With Josh Smith, Joe Johnson and Al Horford, the Hawks have remained the in middle of the pack in the Eastern Conference: never breaking through to the top tier of teams but never falling into the bottom of the barrel.
In this upcoming season, Atlanta could be looking at a completely different success that they aren't familiar with: failure.
There's no denying that the emergence of Jeff Teague this season helped the Hawks greatly when it came to having someone to be able to lead the offense, but how long can Atlanta keep this same core of guys without ever reaching a conference finals series, let alone an NBA Finals, and be content with that?
Not that Atlanta necessarily has to make a change, but if they want to get over the hump, they need to make a move. Be it in free agency or in the trade market, the Hawks can't remain in the middle of the Eastern Conference for too long.
In fact, if they do sustain the group they have, players could become unhappy with mediocrity and eventually want out in hopes to be on a real winning team.
Failure is not only an option for Atlanta, it's inevitable at this point.
2012-2013 Outlook: Closing Window
One game away from reaching the NBA Finals for the third time since acquiring Kevin Garnett and Ray Allen, the Boston Celtics actually have plenty of holes they are covering up pretty well at this point in time.
Rajon Rondo is playing like he wants to be known as the best point guard in the league, and it's hard to argue against him right now. Not only has he continued to display amazing precision passing and driving ability, but he is also slowly developing his outside jump shot. Once he perfects that, there is no doubting he is second to none.
Garnett and Pierce are playing great in these playoffs, but their regular seasons weren't the greatest as the Celtics saw themselves on the outside looking in for the playoffs for much of the season before suddenly sparking in the second half of the season.
Allen is showing his age in the playoffs, having to convince coach Doc Rivers to play him in a game already this series. Imagine what his body must be telling him if his coach is doubting he can go on a consistent basis.
Garnett and Allen are both unrestricted free agents after this season is over. Garnett is expected to be re-signed, but Allen is a less likely option, as his age may be a factor in letting him walk in favor of Avery Bradley.
Boston was able to overcome the odds in this shortened season, but that task may be a little more difficult in a full season next year.

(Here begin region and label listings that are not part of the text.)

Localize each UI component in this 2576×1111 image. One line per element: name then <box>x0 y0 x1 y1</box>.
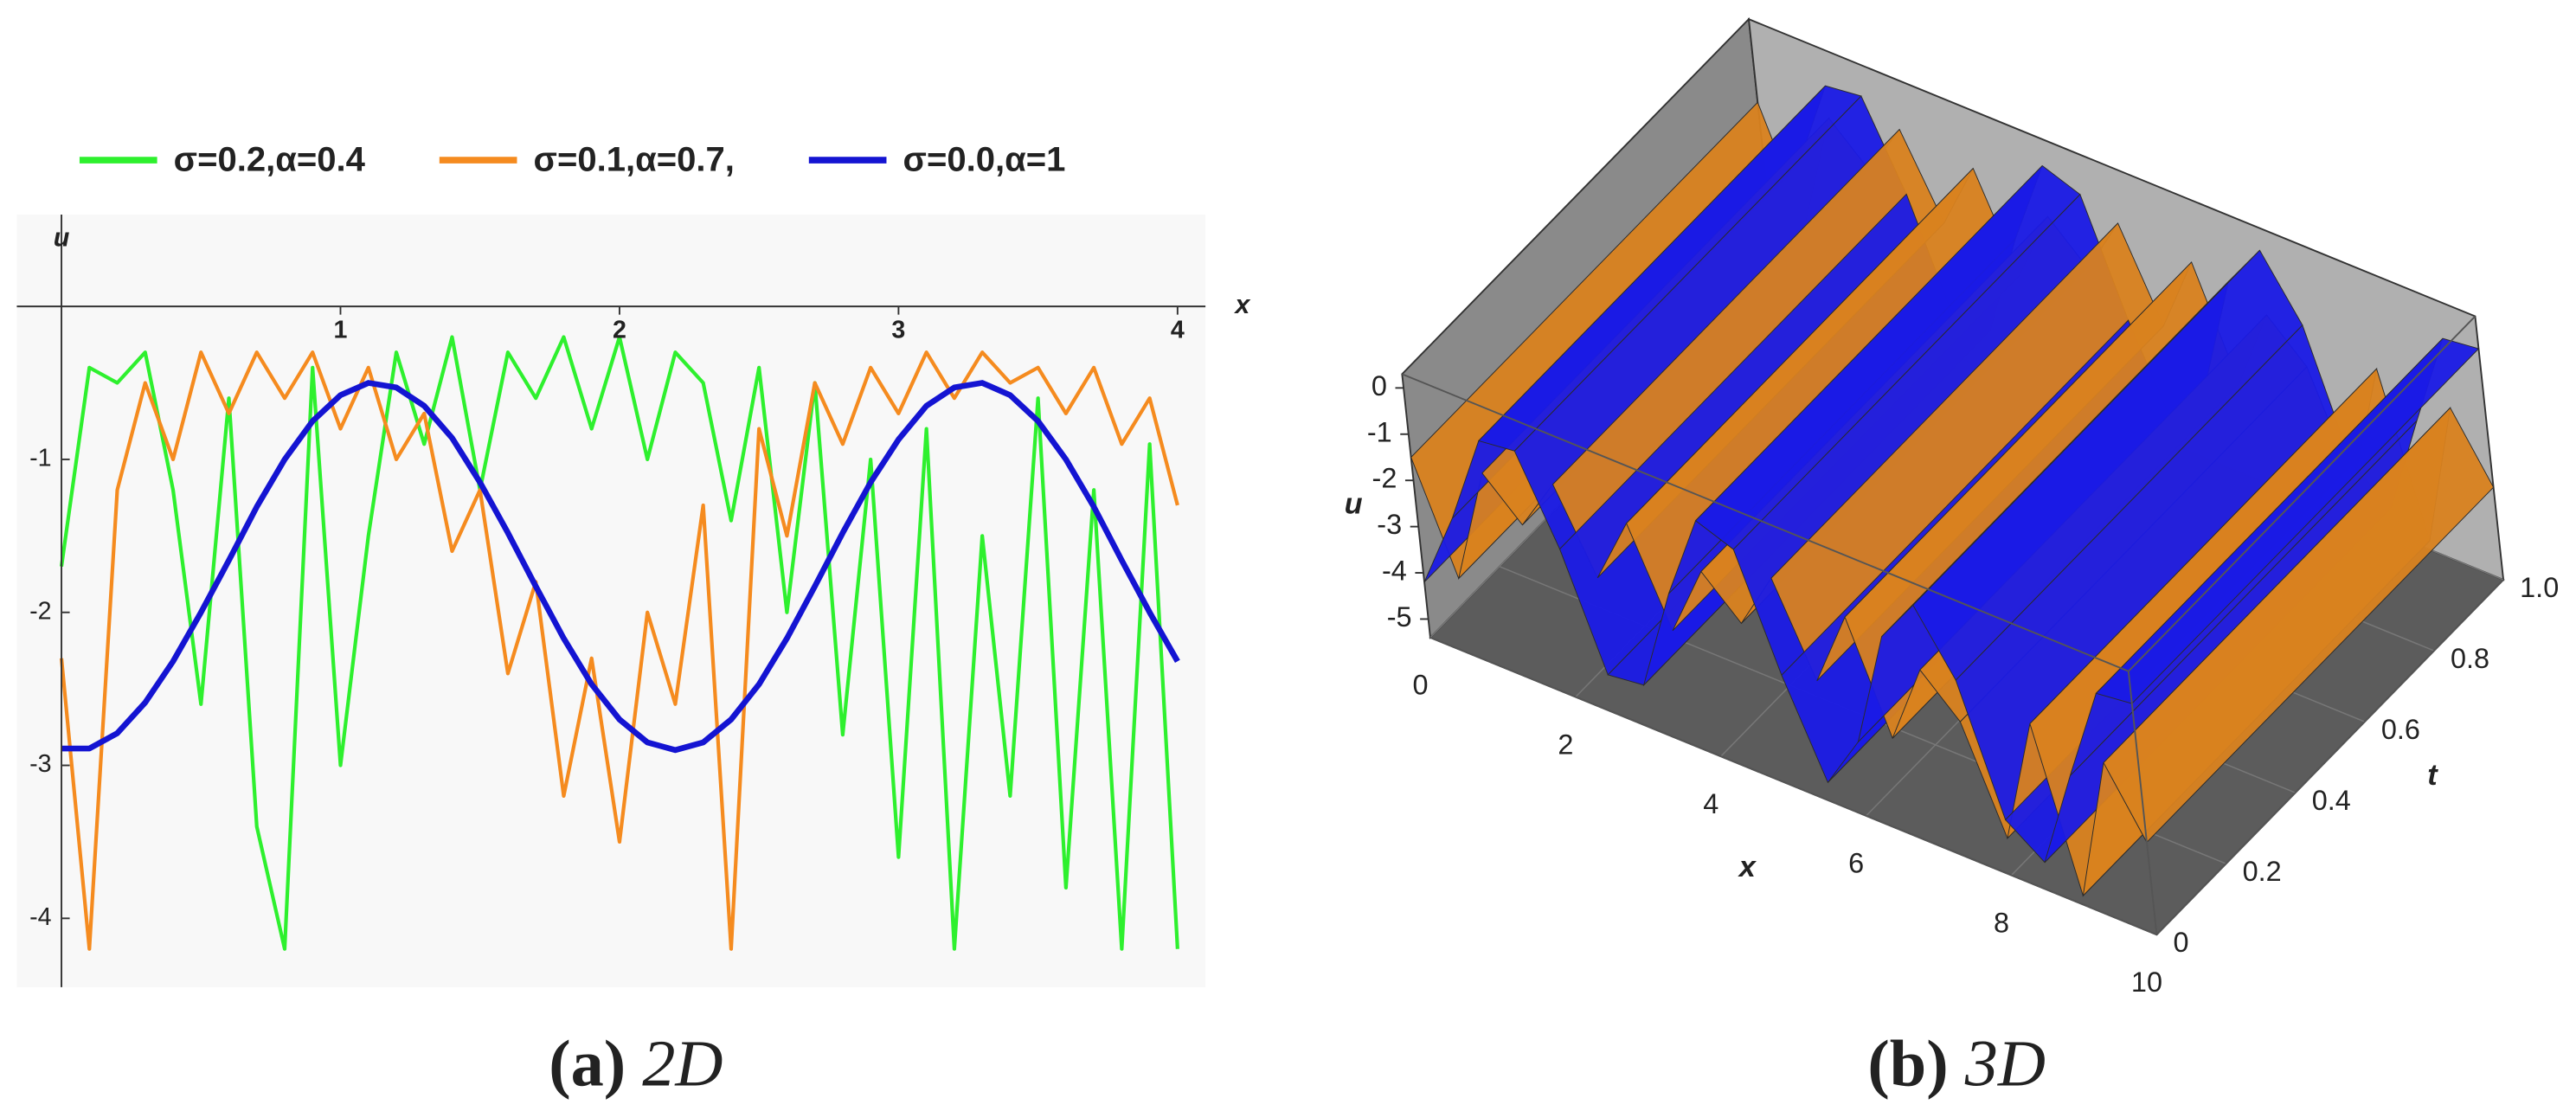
y-tick-label: -1 <box>29 444 51 472</box>
legend-label: σ=0.0,α=1 <box>903 141 1066 179</box>
surface-patch <box>2103 407 2495 844</box>
box-edge <box>2127 671 2158 935</box>
x-tick-label: 8 <box>1994 907 2009 938</box>
y-tick-label: 0.2 <box>2243 856 2282 887</box>
x-axis-label: x <box>1233 290 1250 319</box>
box-edge <box>2128 315 2476 672</box>
y-tick-label: -2 <box>29 597 51 625</box>
x-tick-label: 1 <box>334 316 348 344</box>
x-tick-label: 10 <box>2131 967 2162 998</box>
z-tick-label: -4 <box>1382 556 1407 587</box>
series-line <box>59 335 1179 951</box>
y-axis-label: u <box>54 223 70 253</box>
y-axis-label: t <box>2427 759 2438 792</box>
y-tick-label: 0.6 <box>2381 714 2420 745</box>
z-tick-label: -5 <box>1387 601 1412 633</box>
x-tick-label: 4 <box>1171 316 1185 344</box>
y-tick-label: -4 <box>29 903 52 931</box>
x-axis-label: x <box>1738 851 1757 883</box>
caption-a: (a) 2D <box>549 1026 723 1100</box>
y-tick-label: 0 <box>2174 927 2189 958</box>
caption-label: (a) <box>549 1026 626 1100</box>
x-tick-label: 4 <box>1703 788 1718 819</box>
y-tick-label: 0.4 <box>2312 785 2351 816</box>
caption-b: (b) 3D <box>1867 1026 2046 1100</box>
x-tick-label: 0 <box>1412 670 1428 701</box>
y-tick-label: 0.8 <box>2451 643 2489 674</box>
x-tick-label: 6 <box>1848 848 1864 879</box>
caption-text: 2D <box>642 1026 723 1100</box>
series-line <box>61 380 1180 754</box>
series-line <box>59 350 1179 951</box>
box-edge <box>1429 636 2157 936</box>
box-edge <box>1401 373 2130 672</box>
surface-patch <box>2095 337 2480 704</box>
caption-text: 3D <box>1964 1026 2046 1100</box>
x-tick-label: 2 <box>613 316 626 344</box>
y-tick-label: -3 <box>29 750 51 778</box>
z-tick-label: -3 <box>1377 509 1402 540</box>
z-tick-label: -2 <box>1372 463 1397 494</box>
z-axis-label: u <box>1345 488 1363 521</box>
plot-area <box>16 215 1206 987</box>
box-edge <box>2155 579 2504 935</box>
y-tick-label: 1.0 <box>2520 572 2559 603</box>
legend-label: σ=0.1,α=0.7, <box>534 141 735 179</box>
caption-label: (b) <box>1867 1026 1948 1100</box>
z-tick-label: -1 <box>1367 416 1392 447</box>
legend-label: σ=0.2,α=0.4 <box>174 141 366 179</box>
x-tick-label: 2 <box>1558 729 1573 760</box>
x-tick-label: 3 <box>891 316 905 344</box>
z-tick-label: 0 <box>1372 370 1387 401</box>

2012-2013 Outlook: Battle of Egos
It's hard to go against Kobe Bryant, one of the greatest players in the world, but it's even harder to ignore the Lakers' glaring issues with ego.
From day one, people were questioning whether or not Mike Brown could come in and lead a Lakers team used to the leadership of the proven Phil Jackson. Well, it didn't change any throughout the season or during the playoffs when on several occasions, Brown was literally pushed out of the huddle for Bryant to coach up the team.
On top of that doubt of Brown as a coach, add the somewhat childish behavior of Andrew Bynum and a recipe for disaster exists in Los Angeles.
Besides the his attitude on the floor, Bynum likes to test the waters with his coach by throwing up three-point shots. Bynum also likes to test his team by playing without any sort of energy or enthusiasm, which was highlighted in the Western Conference semifinals against the Oklahoma City Thunder.
Two years in a row, the Lakers have been eliminated in dominating fashion from the playoffs, sending a cause for concern for a team not accustomed to being the weaker team.
Bryant is always going to be the main man of the team, and he is going to take whatever shots he wants. Whether or not all of those shots are necessary is a different story.
However, Bryant needs to be a leader on the team rather than a demanding presence. Kobe needs to try to teach guys such as Bynum how to behave and how to take over a team once Bryant finally calls it a career.
There's an issue or two in L.A., and if it continues to be an issue, their success will potentially fall to the wayside in favor of yet another Lakers' off-court saga.